24 Feb Spooner Family Gene – no thanks!
“I am foreseeing us going to a research lab and naming a new gene after your family.” these are the words that came out of our neurologist, Dr.Peng’s mouth today. “We will most likely find Cali and Ryann’s common gene and name it a new disease name.” We say no thanks! This is obviously not the news we want to hear because it means they do not have answers. We are among the “unknown” the “undiagnosed” the “big fat ????? “!
First I want to start by saying thank you so much to all of our amazing and wonderful family and friends. We cannot express in words how grateful and thankful we are for all of your love and support. We are going through what every parent dreads. We love our little angels with all of our hearts and we want them to live a happy and fulfilling life. Their life may not be “normal” or “typical” but just happy. We are determined to find some sort of answers so that we can help them in any way possible. I am writing this blog to keep all our family and friends updated. This is not a fast process and we may never find the big ANSWER to our big fat ????? but we still want to keep you in the loop in our journey.
Updates so far:
After leaving CHOC our neurologist has sent Cali’s and Ryann’s MRI images to a top pediatric radiologist out of UCSF, Dr. Baklovich. We are waiting for his response to see if he has seen anything like this and what his recommendations for a genetics Dr would be. We cannot see ANY genetics doctor, we need to see someone who has dealt with rare disorders. We are hoping that Dr. Baklovich can point us in the right direction for a specialized TOP genetics doctor.
Our neurologist, Dr Peng and her colleagues have looked at Cali’s medical records and now Ryann’s MRI and they are thinking it is a rare degenerative genetic metabolic disorder. What the heck is that you ask? Yeah, me too. Google it and you will find plenty of information. Basically (and in human terms because we don’t understand half of the science talk our neurologist says to us) metabolic has to do with the way the energy moves through the body. Cali and Ryann both have aggravated neurons isolated to the cerebellar region of the brain. This area of the brain controls muscles, balance and coordination. The pattern of damaged neurons on the MRI image is what is rare and the radiologists have never seen this pattern before. This is all dealing with the cellular level of the brain. These types of disorders are genetic and they are still uncovering and learning more and more information about these disorders. There is a lot we don’t know about the brain and this is why there are SO many children that remain without a diagnosis.

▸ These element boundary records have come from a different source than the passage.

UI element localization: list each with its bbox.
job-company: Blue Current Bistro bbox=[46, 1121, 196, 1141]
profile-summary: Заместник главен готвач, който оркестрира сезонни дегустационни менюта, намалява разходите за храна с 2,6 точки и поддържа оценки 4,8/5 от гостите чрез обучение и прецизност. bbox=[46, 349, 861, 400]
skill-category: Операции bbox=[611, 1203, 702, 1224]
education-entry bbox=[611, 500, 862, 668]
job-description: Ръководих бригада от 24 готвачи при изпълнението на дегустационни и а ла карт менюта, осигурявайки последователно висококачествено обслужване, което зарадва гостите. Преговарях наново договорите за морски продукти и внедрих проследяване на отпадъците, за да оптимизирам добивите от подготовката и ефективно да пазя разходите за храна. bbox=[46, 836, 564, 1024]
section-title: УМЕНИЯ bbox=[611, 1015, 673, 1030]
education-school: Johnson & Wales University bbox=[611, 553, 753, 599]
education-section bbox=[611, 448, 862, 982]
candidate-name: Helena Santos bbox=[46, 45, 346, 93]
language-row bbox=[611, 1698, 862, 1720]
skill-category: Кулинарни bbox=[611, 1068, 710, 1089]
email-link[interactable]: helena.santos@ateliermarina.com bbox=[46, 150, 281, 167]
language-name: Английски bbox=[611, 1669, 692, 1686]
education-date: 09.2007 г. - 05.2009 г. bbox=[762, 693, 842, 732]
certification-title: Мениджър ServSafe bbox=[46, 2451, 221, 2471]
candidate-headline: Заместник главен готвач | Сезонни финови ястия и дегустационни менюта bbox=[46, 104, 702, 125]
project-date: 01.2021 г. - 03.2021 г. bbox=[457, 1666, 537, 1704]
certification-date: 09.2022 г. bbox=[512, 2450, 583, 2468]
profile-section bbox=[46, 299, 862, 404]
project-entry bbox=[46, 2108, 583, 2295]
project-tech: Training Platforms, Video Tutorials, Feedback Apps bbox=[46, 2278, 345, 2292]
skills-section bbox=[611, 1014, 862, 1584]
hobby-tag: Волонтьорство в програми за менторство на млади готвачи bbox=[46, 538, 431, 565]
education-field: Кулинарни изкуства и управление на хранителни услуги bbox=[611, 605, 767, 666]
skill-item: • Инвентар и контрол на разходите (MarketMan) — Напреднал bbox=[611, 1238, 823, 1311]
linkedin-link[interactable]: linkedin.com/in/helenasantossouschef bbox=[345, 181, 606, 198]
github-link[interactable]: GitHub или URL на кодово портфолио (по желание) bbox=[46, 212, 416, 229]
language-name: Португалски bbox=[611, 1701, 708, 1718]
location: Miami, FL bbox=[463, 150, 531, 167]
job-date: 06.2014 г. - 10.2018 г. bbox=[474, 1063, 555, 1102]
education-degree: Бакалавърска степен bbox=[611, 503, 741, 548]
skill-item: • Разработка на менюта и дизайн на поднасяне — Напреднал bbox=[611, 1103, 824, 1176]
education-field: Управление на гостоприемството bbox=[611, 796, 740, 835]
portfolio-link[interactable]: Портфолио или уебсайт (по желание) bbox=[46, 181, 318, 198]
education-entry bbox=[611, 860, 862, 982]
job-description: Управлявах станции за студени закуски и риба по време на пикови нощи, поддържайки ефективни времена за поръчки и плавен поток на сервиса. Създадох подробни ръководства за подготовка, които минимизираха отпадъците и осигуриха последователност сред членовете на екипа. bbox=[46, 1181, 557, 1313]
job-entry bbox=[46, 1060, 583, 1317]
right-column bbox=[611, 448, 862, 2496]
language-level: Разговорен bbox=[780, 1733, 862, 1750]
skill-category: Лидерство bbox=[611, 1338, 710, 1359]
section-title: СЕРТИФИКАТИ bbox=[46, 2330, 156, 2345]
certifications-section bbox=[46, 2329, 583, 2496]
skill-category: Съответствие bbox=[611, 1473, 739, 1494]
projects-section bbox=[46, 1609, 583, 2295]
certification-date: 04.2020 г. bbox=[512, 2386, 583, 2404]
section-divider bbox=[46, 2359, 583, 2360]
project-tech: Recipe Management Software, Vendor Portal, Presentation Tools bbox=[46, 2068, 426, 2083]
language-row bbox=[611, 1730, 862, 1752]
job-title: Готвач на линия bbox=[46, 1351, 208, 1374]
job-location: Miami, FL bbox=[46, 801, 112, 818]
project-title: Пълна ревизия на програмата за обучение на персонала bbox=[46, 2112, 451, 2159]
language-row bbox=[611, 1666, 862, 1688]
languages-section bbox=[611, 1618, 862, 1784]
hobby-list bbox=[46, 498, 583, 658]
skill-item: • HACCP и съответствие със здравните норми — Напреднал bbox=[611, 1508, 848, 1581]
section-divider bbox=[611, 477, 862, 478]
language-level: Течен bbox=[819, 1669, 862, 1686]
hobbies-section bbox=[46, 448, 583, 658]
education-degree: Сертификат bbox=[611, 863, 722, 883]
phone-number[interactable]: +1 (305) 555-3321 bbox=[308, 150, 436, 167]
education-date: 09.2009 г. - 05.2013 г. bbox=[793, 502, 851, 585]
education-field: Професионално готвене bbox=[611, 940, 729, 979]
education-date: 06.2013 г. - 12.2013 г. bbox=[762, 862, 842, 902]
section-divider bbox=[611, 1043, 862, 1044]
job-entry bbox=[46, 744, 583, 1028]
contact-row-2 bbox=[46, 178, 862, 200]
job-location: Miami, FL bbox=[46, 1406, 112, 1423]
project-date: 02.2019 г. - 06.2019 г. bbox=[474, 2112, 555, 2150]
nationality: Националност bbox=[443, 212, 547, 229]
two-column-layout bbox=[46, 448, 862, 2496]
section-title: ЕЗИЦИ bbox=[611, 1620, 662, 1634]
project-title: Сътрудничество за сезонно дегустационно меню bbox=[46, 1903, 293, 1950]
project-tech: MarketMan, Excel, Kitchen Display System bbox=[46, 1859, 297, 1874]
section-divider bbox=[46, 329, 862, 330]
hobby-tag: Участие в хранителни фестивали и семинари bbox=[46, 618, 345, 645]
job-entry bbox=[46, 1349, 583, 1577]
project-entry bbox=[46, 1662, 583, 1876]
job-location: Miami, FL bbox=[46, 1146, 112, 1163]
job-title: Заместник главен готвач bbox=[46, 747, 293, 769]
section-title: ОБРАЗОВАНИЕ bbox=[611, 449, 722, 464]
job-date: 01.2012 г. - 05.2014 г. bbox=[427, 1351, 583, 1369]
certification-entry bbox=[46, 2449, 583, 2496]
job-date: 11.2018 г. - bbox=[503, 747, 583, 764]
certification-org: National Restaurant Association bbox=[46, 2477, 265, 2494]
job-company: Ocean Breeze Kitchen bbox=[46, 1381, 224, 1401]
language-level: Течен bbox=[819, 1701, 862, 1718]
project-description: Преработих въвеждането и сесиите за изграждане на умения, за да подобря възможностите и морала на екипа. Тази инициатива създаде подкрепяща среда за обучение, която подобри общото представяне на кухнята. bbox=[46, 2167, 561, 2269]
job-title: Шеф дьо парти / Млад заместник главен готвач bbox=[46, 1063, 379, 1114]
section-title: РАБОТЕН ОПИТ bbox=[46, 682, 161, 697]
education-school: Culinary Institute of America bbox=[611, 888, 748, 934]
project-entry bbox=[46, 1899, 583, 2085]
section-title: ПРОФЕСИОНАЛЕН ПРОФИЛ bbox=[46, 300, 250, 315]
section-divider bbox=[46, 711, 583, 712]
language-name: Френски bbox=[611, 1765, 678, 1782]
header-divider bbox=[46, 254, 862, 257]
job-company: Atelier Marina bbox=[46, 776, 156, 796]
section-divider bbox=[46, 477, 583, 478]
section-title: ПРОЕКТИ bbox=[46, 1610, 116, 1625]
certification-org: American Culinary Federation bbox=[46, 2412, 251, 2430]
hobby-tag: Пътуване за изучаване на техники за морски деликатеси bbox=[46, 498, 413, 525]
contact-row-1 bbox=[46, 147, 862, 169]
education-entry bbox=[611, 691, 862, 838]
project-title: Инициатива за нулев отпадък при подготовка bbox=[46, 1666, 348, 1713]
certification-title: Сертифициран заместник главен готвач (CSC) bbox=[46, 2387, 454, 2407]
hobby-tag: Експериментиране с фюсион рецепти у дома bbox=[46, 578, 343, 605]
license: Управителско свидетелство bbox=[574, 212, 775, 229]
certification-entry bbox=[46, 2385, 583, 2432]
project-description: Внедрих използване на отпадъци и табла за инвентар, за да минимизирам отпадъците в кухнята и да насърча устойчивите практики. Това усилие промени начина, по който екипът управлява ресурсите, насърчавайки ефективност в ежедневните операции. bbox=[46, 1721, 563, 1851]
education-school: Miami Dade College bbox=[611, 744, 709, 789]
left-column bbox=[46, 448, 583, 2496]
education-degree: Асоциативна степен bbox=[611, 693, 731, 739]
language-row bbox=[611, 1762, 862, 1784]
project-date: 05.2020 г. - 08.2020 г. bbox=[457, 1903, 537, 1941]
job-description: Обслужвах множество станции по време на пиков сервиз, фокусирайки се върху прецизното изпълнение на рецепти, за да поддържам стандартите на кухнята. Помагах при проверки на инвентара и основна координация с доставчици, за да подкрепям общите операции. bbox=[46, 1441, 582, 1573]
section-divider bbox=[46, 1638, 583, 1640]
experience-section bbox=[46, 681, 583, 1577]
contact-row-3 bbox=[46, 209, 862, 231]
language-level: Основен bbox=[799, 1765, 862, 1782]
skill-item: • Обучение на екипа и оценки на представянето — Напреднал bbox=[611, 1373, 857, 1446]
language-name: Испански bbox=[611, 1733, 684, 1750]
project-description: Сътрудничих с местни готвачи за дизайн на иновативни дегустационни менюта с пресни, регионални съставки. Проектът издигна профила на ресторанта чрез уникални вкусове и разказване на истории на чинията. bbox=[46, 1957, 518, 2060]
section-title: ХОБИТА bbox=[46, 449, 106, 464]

We have also been talking with some other contacts and referrals from family and friends:
*Mark — he works with the Childrens Neurological Foundation . He is sending our information and MRI images to some colleagues out of Philadelphia and UCLA
*Dr Aaron Erden–he is a top neuro surgeon out of UAMS
*Children’s Rare Disease Network
Tomorrow we have open evaluation at the Cerebral Palsy Clinic out of UCLA to see if they have any recommendations. Next Thursday we are meeting with our neurologist, Dr Peng and she will do a full comprehensive exam on Cali and Ryann. She will then order new MRI’s for the both of them to be done out of UCI, which apparently has the best imaging equipment. After our neurologist writes her evaluation and we get new MRI images we will then determine if sending Cali’s brain tissue from her cerebellum biopsy done in 1999 to specialists will help.
After all this the big fat ???? I am sure will still remain. According to my neurologist there is most likely not a cure or treatment. We are most likely dealing with a rare disorder. What scares the heck out of me is that these degenerative metabolic disorders get worse over time. The patient can learn how to control their muscles and still hit their milestones slowly but it gets worse. Dr. Peng is on our side and she says to never give up finding answers. She says we may not find a cure or treatment but a trip to the research lab to name the Spooner Family Gene. We say lets find answers to help Cali and Ryann.